Just how important could this area be on Saturday? In Clemson’s only loss of 2016 (Pitt), Swinney’s team was minus-two in the turnover margin. The Buckeyes posted only one game (Indiana) of more than one lost turnover.
In a tight game, stealing a possession or preventing points inside of the red zone could be a deciding factor. Will Clemson avoid the turnover bug? Or will Ohio State continue to play mistake-free ball and win the turnover battle to help slow down the Tigers’ high-powered offense?

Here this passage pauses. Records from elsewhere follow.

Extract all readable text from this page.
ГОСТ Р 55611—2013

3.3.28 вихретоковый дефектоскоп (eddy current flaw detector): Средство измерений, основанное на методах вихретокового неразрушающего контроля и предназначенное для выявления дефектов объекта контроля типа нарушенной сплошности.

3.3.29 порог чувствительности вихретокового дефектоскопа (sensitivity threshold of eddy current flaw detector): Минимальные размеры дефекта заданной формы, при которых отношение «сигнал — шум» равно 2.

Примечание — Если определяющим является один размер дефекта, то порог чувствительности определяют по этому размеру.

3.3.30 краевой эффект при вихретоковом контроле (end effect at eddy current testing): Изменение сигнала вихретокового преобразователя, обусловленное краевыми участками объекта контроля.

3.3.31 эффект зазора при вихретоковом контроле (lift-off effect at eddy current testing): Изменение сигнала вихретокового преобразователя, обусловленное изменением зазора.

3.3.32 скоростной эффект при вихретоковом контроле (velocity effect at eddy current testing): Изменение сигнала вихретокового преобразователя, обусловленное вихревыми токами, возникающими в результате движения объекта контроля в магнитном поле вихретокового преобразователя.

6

As we mentioned in the introduction, this is one of the most anticipated games of the bowl season. There’s no shortage of intrigue with the individual matchups, as Clemson’s explosive offense faces a stout Ohio State defense. Will the Tigers use Watson more in the running game? And when Clemson has the ball, can this unit find balance on the ground and land a couple of a big plays? Ohio State’s defense may bend, but coordinator Greg Schiano would give up three points instead of seven when the Tigers enter the red zone. When Ohio State has the ball, it’s no secret Meyer is going to rely heavily on quarterback J.T. Barrett, receiver Curtis Samuel and running back Mike Weber. However, the Buckeyes need another playmaker or two to step up. Clemson’s defensive front is among the best in the nation, and the secondary will aim to keep Samuel in check. The Tigers are hungry for another shot at Alabama and a chance to win the national title. This one goes deep into the fourth quarter, but Watson and the Clemson passing attack is the difference in a tight game.